Juan Méndez denunció que el sufrimiento de las mujeres y niñas, junto con el de las personas homosexuales, bisexuales, transgénero e intersexuales, sigue viéndose en el mundo como “poco más que maltrato en numerosos países”.
En su quinto informe ante el Consejo de Derechos Humanos, Juan Méndez aborda el fracaso de las leyes internacionales para proteger a las minorías de la tortura y otros actos crueles. El relator aseguró que estos abusos son especialmente obvios hacia las minorías sexuales. “Hay al menos 76 países en el mundo que cuentan con leyes que criminalizan las relaciones sexuales consensuales entre adultos, incluso en privado. Creemos que existe un claro vínculo entre la criminalización de las personas lesbianas, gayas, bisexuales y transgénero y la violencia y el estigma que afrontan estos colectivos”, aseguró Méndez.

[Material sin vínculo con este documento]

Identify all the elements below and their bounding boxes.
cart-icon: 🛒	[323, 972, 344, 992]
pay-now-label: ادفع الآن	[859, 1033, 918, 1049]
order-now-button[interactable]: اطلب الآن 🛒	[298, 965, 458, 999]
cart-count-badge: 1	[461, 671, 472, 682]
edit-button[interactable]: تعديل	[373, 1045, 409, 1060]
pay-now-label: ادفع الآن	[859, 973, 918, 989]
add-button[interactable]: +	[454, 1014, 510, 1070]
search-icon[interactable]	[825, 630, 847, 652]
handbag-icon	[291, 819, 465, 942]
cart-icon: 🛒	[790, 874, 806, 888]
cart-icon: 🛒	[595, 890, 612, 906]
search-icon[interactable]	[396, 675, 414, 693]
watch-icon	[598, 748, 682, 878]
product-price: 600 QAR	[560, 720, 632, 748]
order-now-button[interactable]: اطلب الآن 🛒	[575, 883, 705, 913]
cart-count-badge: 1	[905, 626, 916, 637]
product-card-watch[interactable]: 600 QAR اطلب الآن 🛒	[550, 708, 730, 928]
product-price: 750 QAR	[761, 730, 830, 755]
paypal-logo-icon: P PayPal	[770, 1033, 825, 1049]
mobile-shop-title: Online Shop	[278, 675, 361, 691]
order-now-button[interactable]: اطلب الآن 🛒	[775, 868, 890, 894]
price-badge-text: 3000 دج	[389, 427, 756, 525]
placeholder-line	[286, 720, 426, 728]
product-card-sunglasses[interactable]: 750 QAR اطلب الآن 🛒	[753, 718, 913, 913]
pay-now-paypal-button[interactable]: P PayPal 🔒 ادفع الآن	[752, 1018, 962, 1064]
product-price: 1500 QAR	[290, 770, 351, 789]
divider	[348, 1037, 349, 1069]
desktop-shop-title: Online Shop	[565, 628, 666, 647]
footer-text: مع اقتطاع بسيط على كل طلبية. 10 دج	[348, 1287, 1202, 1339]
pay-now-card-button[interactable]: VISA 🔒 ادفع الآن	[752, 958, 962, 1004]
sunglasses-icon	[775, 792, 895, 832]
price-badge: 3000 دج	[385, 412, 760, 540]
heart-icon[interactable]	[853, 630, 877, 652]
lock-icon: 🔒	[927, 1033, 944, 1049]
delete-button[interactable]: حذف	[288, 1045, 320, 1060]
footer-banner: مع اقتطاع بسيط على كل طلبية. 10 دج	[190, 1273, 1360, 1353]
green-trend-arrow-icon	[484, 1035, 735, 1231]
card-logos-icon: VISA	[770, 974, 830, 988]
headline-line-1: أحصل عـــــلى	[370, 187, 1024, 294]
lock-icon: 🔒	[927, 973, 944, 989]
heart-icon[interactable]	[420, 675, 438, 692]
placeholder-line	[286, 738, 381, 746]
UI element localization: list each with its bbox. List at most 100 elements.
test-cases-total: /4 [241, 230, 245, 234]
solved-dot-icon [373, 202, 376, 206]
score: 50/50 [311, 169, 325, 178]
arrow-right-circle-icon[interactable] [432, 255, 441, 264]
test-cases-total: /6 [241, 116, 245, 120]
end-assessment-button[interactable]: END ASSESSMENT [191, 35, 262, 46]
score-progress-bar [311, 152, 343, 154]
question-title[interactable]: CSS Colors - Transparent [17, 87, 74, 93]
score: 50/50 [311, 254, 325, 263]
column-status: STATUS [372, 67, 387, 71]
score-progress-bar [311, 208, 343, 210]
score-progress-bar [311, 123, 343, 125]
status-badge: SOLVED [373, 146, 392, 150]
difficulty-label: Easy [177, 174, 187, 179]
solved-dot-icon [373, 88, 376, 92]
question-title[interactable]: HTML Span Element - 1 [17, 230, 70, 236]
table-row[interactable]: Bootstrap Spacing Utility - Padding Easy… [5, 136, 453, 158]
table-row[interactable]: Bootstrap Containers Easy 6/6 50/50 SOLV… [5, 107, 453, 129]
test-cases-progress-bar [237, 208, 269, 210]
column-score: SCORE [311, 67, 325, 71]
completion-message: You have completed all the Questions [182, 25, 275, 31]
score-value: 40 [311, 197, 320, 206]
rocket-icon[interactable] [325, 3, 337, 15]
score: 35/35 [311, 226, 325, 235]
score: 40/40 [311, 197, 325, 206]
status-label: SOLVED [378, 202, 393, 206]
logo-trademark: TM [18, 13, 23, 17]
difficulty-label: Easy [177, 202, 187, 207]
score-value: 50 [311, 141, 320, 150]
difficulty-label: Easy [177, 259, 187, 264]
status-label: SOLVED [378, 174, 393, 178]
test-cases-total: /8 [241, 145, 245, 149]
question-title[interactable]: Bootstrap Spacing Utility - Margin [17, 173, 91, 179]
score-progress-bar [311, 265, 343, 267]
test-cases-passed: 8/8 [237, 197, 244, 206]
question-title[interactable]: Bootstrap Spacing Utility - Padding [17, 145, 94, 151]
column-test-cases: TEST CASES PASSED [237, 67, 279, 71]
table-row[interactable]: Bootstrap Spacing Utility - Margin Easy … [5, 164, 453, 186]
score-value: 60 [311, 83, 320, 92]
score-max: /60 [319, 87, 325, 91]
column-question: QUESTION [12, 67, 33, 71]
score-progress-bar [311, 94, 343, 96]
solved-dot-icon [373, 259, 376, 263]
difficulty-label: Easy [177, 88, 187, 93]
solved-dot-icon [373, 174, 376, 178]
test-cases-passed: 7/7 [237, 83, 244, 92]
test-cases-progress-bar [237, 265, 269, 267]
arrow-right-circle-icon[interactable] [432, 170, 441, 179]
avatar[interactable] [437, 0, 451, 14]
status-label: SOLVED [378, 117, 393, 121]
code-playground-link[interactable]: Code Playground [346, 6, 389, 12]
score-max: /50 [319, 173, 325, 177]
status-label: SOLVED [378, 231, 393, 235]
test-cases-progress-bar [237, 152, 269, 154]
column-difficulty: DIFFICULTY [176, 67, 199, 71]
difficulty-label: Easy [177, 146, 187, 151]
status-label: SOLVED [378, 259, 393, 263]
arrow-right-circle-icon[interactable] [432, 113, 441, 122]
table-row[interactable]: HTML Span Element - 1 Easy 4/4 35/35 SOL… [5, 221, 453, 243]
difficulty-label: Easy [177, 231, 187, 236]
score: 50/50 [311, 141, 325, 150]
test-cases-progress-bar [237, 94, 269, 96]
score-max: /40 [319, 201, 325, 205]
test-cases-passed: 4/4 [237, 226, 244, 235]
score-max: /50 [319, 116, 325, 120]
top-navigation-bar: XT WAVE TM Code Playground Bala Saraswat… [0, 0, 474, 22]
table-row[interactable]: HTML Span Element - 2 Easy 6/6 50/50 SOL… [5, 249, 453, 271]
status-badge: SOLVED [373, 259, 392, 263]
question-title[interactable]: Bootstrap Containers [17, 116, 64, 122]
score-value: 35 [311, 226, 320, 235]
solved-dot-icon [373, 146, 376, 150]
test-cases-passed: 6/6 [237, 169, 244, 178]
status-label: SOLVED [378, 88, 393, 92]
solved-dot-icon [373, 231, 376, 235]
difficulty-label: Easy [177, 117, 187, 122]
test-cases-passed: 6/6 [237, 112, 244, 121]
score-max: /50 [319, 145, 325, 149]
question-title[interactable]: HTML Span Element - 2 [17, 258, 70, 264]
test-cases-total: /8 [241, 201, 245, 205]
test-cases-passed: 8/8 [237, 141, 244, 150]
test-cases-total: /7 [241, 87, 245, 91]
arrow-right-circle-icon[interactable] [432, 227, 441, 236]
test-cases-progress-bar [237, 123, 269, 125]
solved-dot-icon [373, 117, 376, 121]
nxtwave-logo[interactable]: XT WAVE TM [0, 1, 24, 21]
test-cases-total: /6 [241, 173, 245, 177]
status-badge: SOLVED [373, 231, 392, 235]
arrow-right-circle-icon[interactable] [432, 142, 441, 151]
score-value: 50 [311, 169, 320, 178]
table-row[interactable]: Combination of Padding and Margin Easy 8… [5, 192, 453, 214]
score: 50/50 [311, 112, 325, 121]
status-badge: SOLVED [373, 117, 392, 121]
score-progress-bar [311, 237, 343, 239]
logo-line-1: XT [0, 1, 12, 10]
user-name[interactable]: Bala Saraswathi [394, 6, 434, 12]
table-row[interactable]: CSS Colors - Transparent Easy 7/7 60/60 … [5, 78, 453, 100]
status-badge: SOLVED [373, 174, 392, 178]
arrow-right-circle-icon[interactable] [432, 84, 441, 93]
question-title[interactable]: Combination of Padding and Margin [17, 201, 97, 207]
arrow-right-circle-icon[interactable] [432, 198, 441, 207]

En declaraciones a la prensa en Ginebra, el relator especial advirtió que esta discriminación basada en el género está presente en todas las culturas y sociedades. Además, observó que a pesar de que los Estados se nieguen a despenalizar ciertas secciones de la sociedad, siguen teniendo la responsabilidad de protegerlas.
Además de la discriminación, el informe detalla otras formas de abuso que sufren estas minorías, como las violaciones, la violencia en la prisión y el matrimonio infantil, un problema que afecta a casi 1.000 millones de mujeres del mundo.